Imagine receiving a terminal cancer diagnosis at age 47. Now imagine calling that diagnosis "a gift." That's how Bonnie Dinneen Hedrick describes her diagnosis with stage 3 multifocal intrahepatic cholangiocarcinoma in a recent profile in Rochester Magazine. "My life is the best it's ever been," she tells the magazine — and adds that she doesn't plan on leaving any time soon. "For me, 'terminal' is neutral, it's just a word," says the artist, wife and mother. "This isn't the end of the road for me. This is not the farewell tour."
She wasn't so sure of that when she received her diagnosis back in August 2015. Two weeks of concerning symptoms led her to visit her primary care provider, who ordered the tests that would eventually lead to her diagnosis. When she met with Piet de Groen, M.D., a gastroenterologist and hepatologist at Mayo Clinic's Rochester campus, the initial news was not good. The cancer was advanced, the treatment options virtually nonexistent. Bonnie spent the next few days imagining her future as a series of lasts: the last birthday parties she would plan for her kids; the last Christmas they would celebrate as a family. "You can't imagine what goes through your mind," she tells us.
That was a Friday. On Tuesday, Bonnie met with Dr. de Groen again. In the days between appointments, he'd been in touch with colleagues throughout Mayo Clinic and around the world. "When I saw him again on Tuesday, he said, 'I barely slept this weekend. I was working on your case,'" Bonnie tells Rochester Magazine. "And I just knew, when he said that, he was the doctor for me." Soon there were others working relentlessly on Bonnie's case as well, including oncologist Rahma Warsame, M.D., who Bonnie says "calls me some mornings before she goes to work just to check on me. When I'm in the hospital, she stops to visit with me on her lunch hour and on her way home."
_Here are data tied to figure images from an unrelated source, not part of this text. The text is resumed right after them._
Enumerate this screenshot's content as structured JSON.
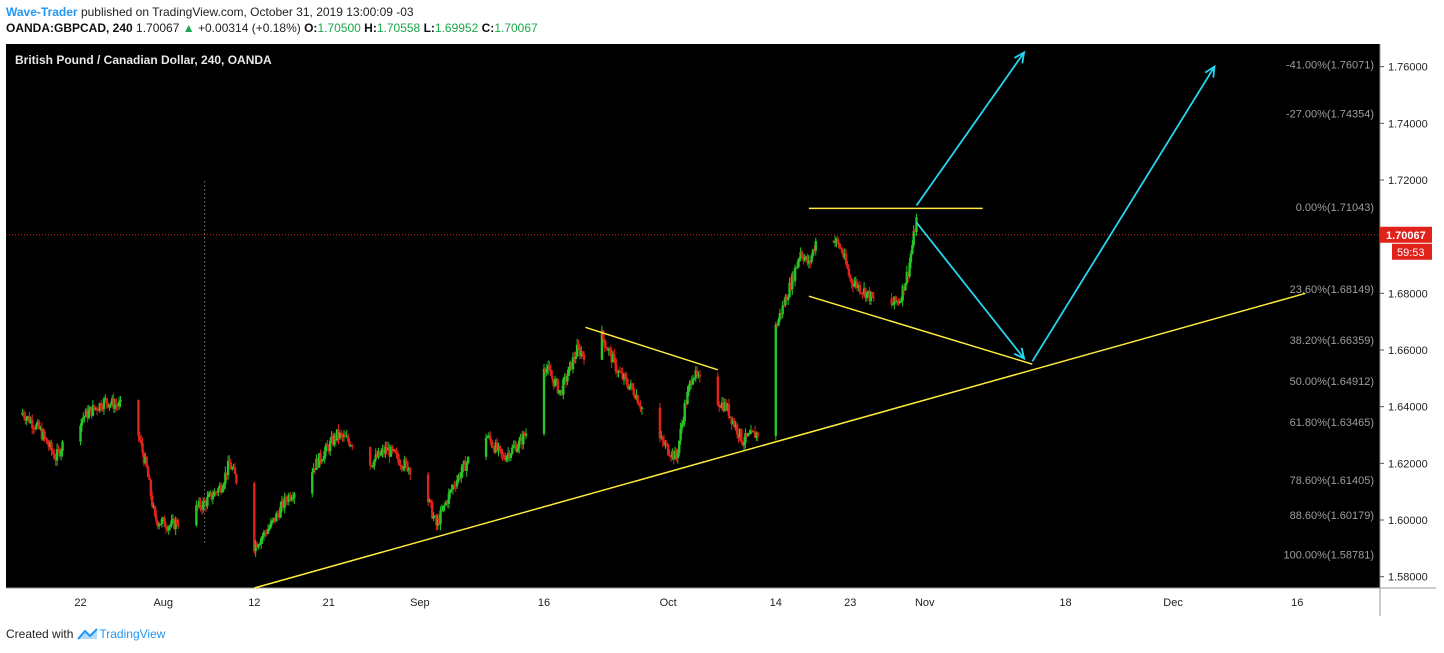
{
  "header": {
    "author": "Wave-Trader",
    "published_text": "published on TradingView.com, October 31, 2019 13:00:09 -03",
    "symbol": "OANDA:GBPCAD, 240",
    "last": "1.70067",
    "change": "+0.00314 (+0.18%)",
    "o_label": "O:",
    "o_value": "1.70500",
    "h_label": "H:",
    "h_value": "1.70558",
    "l_label": "L:",
    "l_value": "1.69952",
    "c_label": "C:",
    "c_value": "1.70067"
  },
  "footer": {
    "created_with": "Created with",
    "brand": "TradingView"
  },
  "colors": {
    "up": "#26c626",
    "down": "#e0221b",
    "trendline": "#ffeb3b",
    "arrow": "#26d6f0",
    "price_tag": "#e0221b",
    "background": "#000000"
  },
  "icons": {
    "up_arrow": "triangle-up-icon",
    "brand_logo": "tradingview-logo-icon"
  },
  "chart_data": {
    "type": "candlestick",
    "title": "British Pound / Canadian Dollar, 240, OANDA",
    "ylim": [
      1.576,
      1.768
    ],
    "y_ticks": [
      "1.58000",
      "1.60000",
      "1.62000",
      "1.64000",
      "1.66000",
      "1.68000",
      "1.70000",
      "1.72000",
      "1.74000",
      "1.76000"
    ],
    "x_ticks": [
      {
        "label": "22",
        "date": "2019-07-22"
      },
      {
        "label": "Aug",
        "date": "2019-08-01"
      },
      {
        "label": "12",
        "date": "2019-08-12"
      },
      {
        "label": "21",
        "date": "2019-08-21"
      },
      {
        "label": "Sep",
        "date": "2019-09-01"
      },
      {
        "label": "16",
        "date": "2019-09-16"
      },
      {
        "label": "Oct",
        "date": "2019-10-01"
      },
      {
        "label": "14",
        "date": "2019-10-14"
      },
      {
        "label": "23",
        "date": "2019-10-23"
      },
      {
        "label": "Nov",
        "date": "2019-11-01"
      },
      {
        "label": "18",
        "date": "2019-11-18"
      },
      {
        "label": "Dec",
        "date": "2019-12-01"
      },
      {
        "label": "16",
        "date": "2019-12-16"
      }
    ],
    "xlim": [
      "2019-07-13",
      "2019-12-26"
    ],
    "last_price": {
      "value": 1.70067,
      "label": "1.70067",
      "countdown": "59:53"
    },
    "fib_levels": [
      {
        "label": "-41.00%(1.76071)",
        "value": 1.76071
      },
      {
        "label": "-27.00%(1.74354)",
        "value": 1.74354
      },
      {
        "label": "0.00%(1.71043)",
        "value": 1.71043
      },
      {
        "label": "23.60%(1.68149)",
        "value": 1.68149
      },
      {
        "label": "38.20%(1.66359)",
        "value": 1.66359
      },
      {
        "label": "50.00%(1.64912)",
        "value": 1.64912
      },
      {
        "label": "61.80%(1.63465)",
        "value": 1.63465
      },
      {
        "label": "78.60%(1.61405)",
        "value": 1.61405
      },
      {
        "label": "88.60%(1.60179)",
        "value": 1.60179
      },
      {
        "label": "100.00%(1.58781)",
        "value": 1.58781
      }
    ],
    "price_path": [
      [
        "2019-07-13",
        1.637
      ],
      [
        "2019-07-15",
        1.638
      ],
      [
        "2019-07-17",
        1.632
      ],
      [
        "2019-07-19",
        1.622
      ],
      [
        "2019-07-21",
        1.633
      ],
      [
        "2019-07-23",
        1.638
      ],
      [
        "2019-07-25",
        1.642
      ],
      [
        "2019-07-27",
        1.64
      ],
      [
        "2019-07-29",
        1.63
      ],
      [
        "2019-07-30",
        1.618
      ],
      [
        "2019-07-31",
        1.6
      ],
      [
        "2019-08-02",
        1.598
      ],
      [
        "2019-08-04",
        1.602
      ],
      [
        "2019-08-06",
        1.606
      ],
      [
        "2019-08-08",
        1.612
      ],
      [
        "2019-08-09",
        1.62
      ],
      [
        "2019-08-10",
        1.613
      ],
      [
        "2019-08-12",
        1.591
      ],
      [
        "2019-08-14",
        1.598
      ],
      [
        "2019-08-16",
        1.608
      ],
      [
        "2019-08-18",
        1.614
      ],
      [
        "2019-08-20",
        1.622
      ],
      [
        "2019-08-22",
        1.63
      ],
      [
        "2019-08-24",
        1.627
      ],
      [
        "2019-08-26",
        1.62
      ],
      [
        "2019-08-28",
        1.625
      ],
      [
        "2019-08-30",
        1.62
      ],
      [
        "2019-09-01",
        1.616
      ],
      [
        "2019-09-03",
        1.598
      ],
      [
        "2019-09-05",
        1.612
      ],
      [
        "2019-09-07",
        1.622
      ],
      [
        "2019-09-09",
        1.63
      ],
      [
        "2019-09-11",
        1.622
      ],
      [
        "2019-09-13",
        1.627
      ],
      [
        "2019-09-15",
        1.636
      ],
      [
        "2019-09-16",
        1.655
      ],
      [
        "2019-09-18",
        1.645
      ],
      [
        "2019-09-20",
        1.66
      ],
      [
        "2019-09-22",
        1.657
      ],
      [
        "2019-09-23",
        1.665
      ],
      [
        "2019-09-25",
        1.652
      ],
      [
        "2019-09-27",
        1.645
      ],
      [
        "2019-09-29",
        1.632
      ],
      [
        "2019-10-01",
        1.625
      ],
      [
        "2019-10-02",
        1.622
      ],
      [
        "2019-10-03",
        1.64
      ],
      [
        "2019-10-04",
        1.652
      ],
      [
        "2019-10-06",
        1.644
      ],
      [
        "2019-10-08",
        1.64
      ],
      [
        "2019-10-10",
        1.628
      ],
      [
        "2019-10-12",
        1.631
      ],
      [
        "2019-10-13",
        1.65
      ],
      [
        "2019-10-14",
        1.668
      ],
      [
        "2019-10-16",
        1.685
      ],
      [
        "2019-10-17",
        1.695
      ],
      [
        "2019-10-18",
        1.69
      ],
      [
        "2019-10-19",
        1.7
      ],
      [
        "2019-10-20",
        1.704
      ],
      [
        "2019-10-22",
        1.695
      ],
      [
        "2019-10-23",
        1.685
      ],
      [
        "2019-10-25",
        1.68
      ],
      [
        "2019-10-27",
        1.674
      ],
      [
        "2019-10-29",
        1.678
      ],
      [
        "2019-10-30",
        1.688
      ],
      [
        "2019-10-31",
        1.706
      ],
      [
        "2019-10-31",
        1.70067
      ]
    ],
    "drawings": {
      "trendlines": [
        {
          "from": [
            "2019-08-12",
            1.576
          ],
          "to": [
            "2019-12-17",
            1.68
          ]
        },
        {
          "from": [
            "2019-09-21",
            1.668
          ],
          "to": [
            "2019-10-07",
            1.653
          ]
        },
        {
          "from": [
            "2019-10-18",
            1.71
          ],
          "to": [
            "2019-11-08",
            1.71
          ]
        },
        {
          "from": [
            "2019-10-18",
            1.679
          ],
          "to": [
            "2019-11-14",
            1.655
          ]
        }
      ],
      "arrows": [
        {
          "from": [
            "2019-10-31",
            1.711
          ],
          "to": [
            "2019-11-13",
            1.765
          ]
        },
        {
          "from": [
            "2019-10-31",
            1.705
          ],
          "to": [
            "2019-11-13",
            1.657
          ]
        },
        {
          "from": [
            "2019-11-14",
            1.656
          ],
          "to": [
            "2019-12-06",
            1.76
          ]
        }
      ]
    }
  }
}
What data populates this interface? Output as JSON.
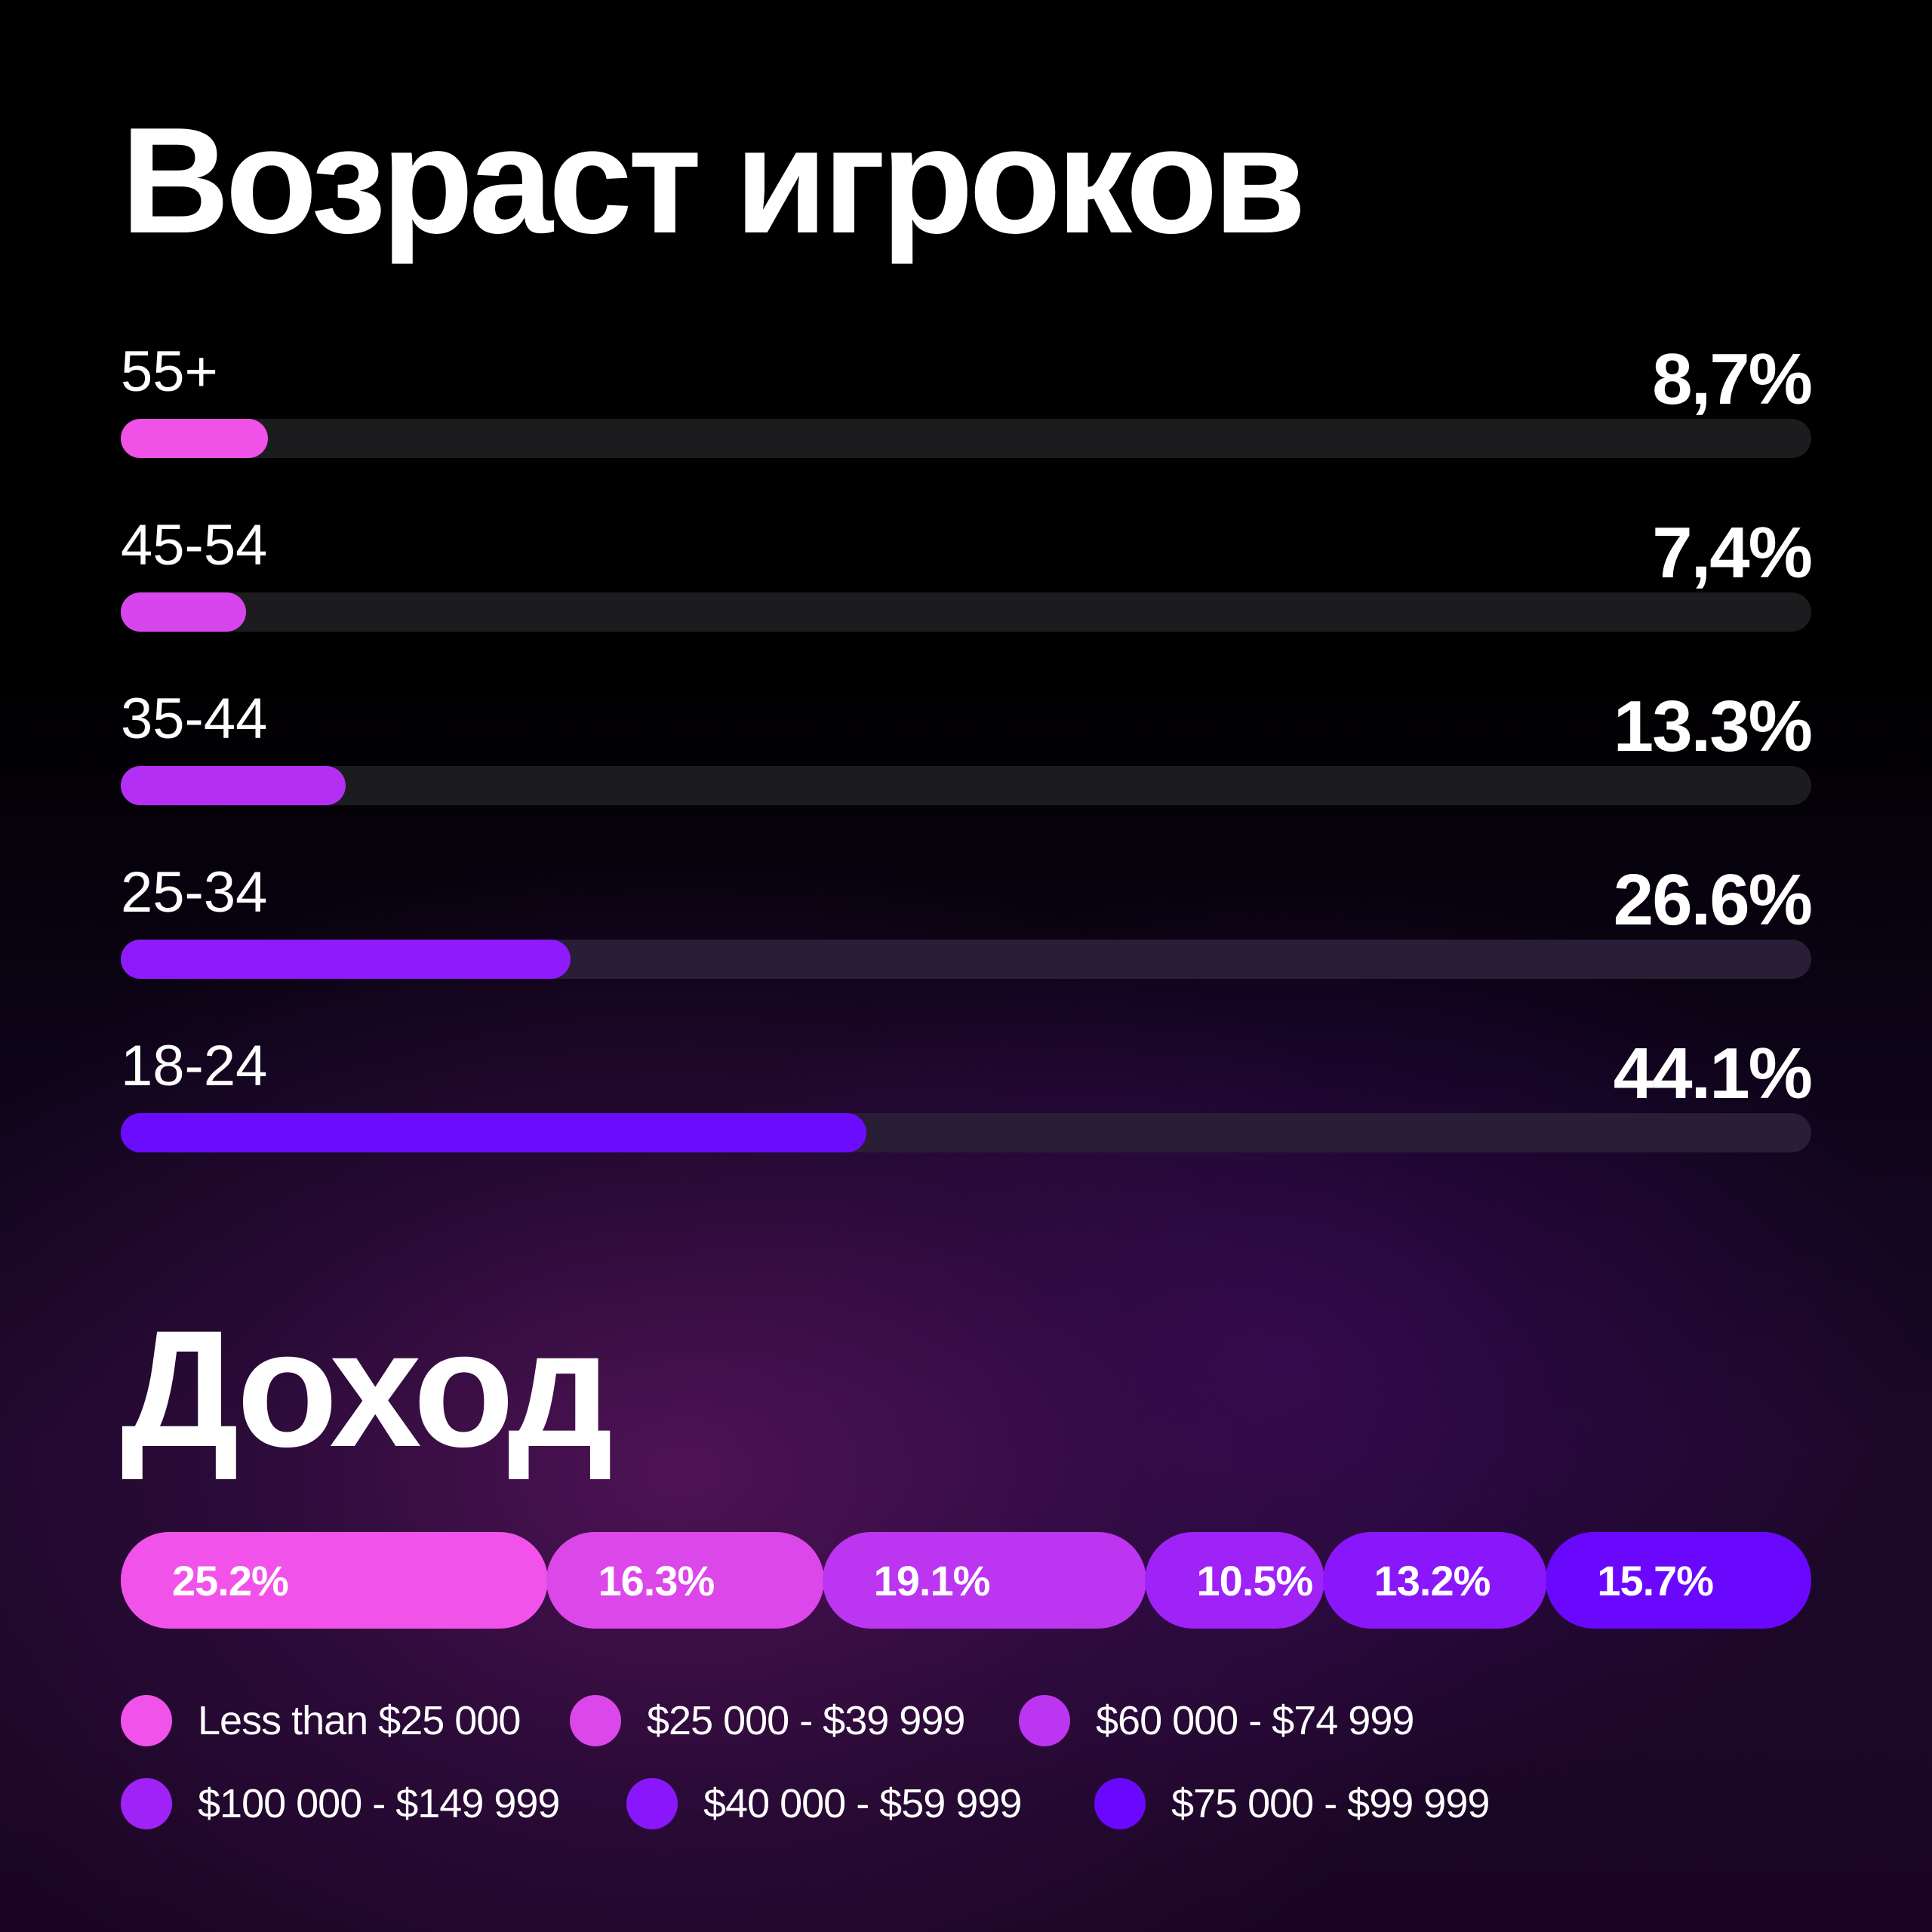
{
  "age_section": {
    "title": "Возраст игроков"
  },
  "income_section": {
    "title": "Доход"
  },
  "chart_data": [
    {
      "type": "bar",
      "orientation": "horizontal",
      "title": "Возраст игроков",
      "categories": [
        "55+",
        "45-54",
        "35-44",
        "25-34",
        "18-24"
      ],
      "values": [
        8.7,
        7.4,
        13.3,
        26.6,
        44.1
      ],
      "value_labels": [
        "8,7%",
        "7,4%",
        "13.3%",
        "26.6%",
        "44.1%"
      ],
      "xlim": [
        0,
        100
      ],
      "colors": [
        "#f052e8",
        "#d646ec",
        "#b22ff3",
        "#8f1afb",
        "#6c0cfc"
      ],
      "track_color": "#1c1c1e"
    },
    {
      "type": "bar",
      "orientation": "stacked-horizontal",
      "title": "Доход",
      "categories": [
        "Less than $25 000",
        "$25 000 - $39 999",
        "$60 000 - $74 999",
        "$100 000 - $149 999",
        "$40 000 - $59 999",
        "$75 000 - $99 999"
      ],
      "values": [
        25.2,
        16.3,
        19.1,
        10.5,
        13.2,
        15.7
      ],
      "value_labels": [
        "25.2%",
        "16.3%",
        "19.1%",
        "10.5%",
        "13.2%",
        "15.7%"
      ],
      "colors": [
        "#f153ea",
        "#dc47ea",
        "#bc35f0",
        "#9f22f7",
        "#8a17fb",
        "#6a08fd"
      ],
      "legend_placement": "bottom"
    }
  ]
}
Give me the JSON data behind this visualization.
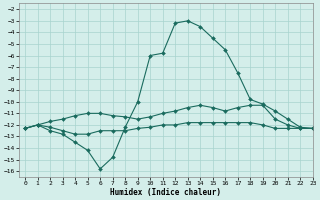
{
  "xlabel": "Humidex (Indice chaleur)",
  "xlim": [
    -0.5,
    23
  ],
  "ylim": [
    -16.5,
    -1.5
  ],
  "yticks": [
    -16,
    -15,
    -14,
    -13,
    -12,
    -11,
    -10,
    -9,
    -8,
    -7,
    -6,
    -5,
    -4,
    -3,
    -2
  ],
  "xticks": [
    0,
    1,
    2,
    3,
    4,
    5,
    6,
    7,
    8,
    9,
    10,
    11,
    12,
    13,
    14,
    15,
    16,
    17,
    18,
    19,
    20,
    21,
    22,
    23
  ],
  "bg_color": "#d4eeea",
  "grid_color": "#a8d4ce",
  "line_color": "#1a6b5e",
  "line1_y": [
    -12.3,
    -12.0,
    -12.5,
    -12.8,
    -13.5,
    -14.2,
    -15.8,
    -14.8,
    -12.2,
    -10.0,
    -6.0,
    -5.8,
    -3.2,
    -3.0,
    -3.5,
    -4.5,
    -5.5,
    -7.5,
    -9.8,
    -10.2,
    -10.8,
    -11.5,
    -12.2,
    -12.3
  ],
  "line2_y": [
    -12.3,
    -12.0,
    -11.7,
    -11.5,
    -11.2,
    -11.0,
    -11.0,
    -11.2,
    -11.3,
    -11.5,
    -11.3,
    -11.0,
    -10.8,
    -10.5,
    -10.3,
    -10.5,
    -10.8,
    -10.5,
    -10.3,
    -10.3,
    -11.5,
    -12.0,
    -12.3,
    -12.3
  ],
  "line3_y": [
    -12.3,
    -12.0,
    -12.2,
    -12.5,
    -12.8,
    -12.8,
    -12.5,
    -12.5,
    -12.5,
    -12.3,
    -12.2,
    -12.0,
    -12.0,
    -11.8,
    -11.8,
    -11.8,
    -11.8,
    -11.8,
    -11.8,
    -12.0,
    -12.3,
    -12.3,
    -12.3,
    -12.3
  ],
  "tick_fontsize": 4.5,
  "xlabel_fontsize": 5.5
}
"When I saw him again on Tuesday, he said, 'I barely slept this weekend. I was working on your case.'" - Bonnie Dinneen Hedrick
Bonnie says gestures like those assure her that her "doctors are doing everything they can" for her. "If they're willing to give up their free time, if they're up at night thinking of me, then I know I don't have to worry," she says. "I can put my faith in them."
Her family and friends are another source of comfort, Bonnie says. The outpouring of support she's received from the people in her life is "one of the gifts" to come from her diagnosis. "I've always been a do-it-yourselfer, and I don't like to ask people for help," she tells us. But leaning on her loved ones, she says, "has strengthened my relationships and brought me closer to people."
She's counting on her Mayo Clinic care team to let her continue to develop those relationships — especially with husband Nate, son Connor and daughter Eleanor. The family snapped a photo together just before Bonnie started chemotherapy. They're at Silver Bay on Lake Superior — one of Bonnie's favorite spots — and they're all smiling brightly.
She gave a copy to each of her doctors. "I asked them to please keep me in the picture," she says. "And they are."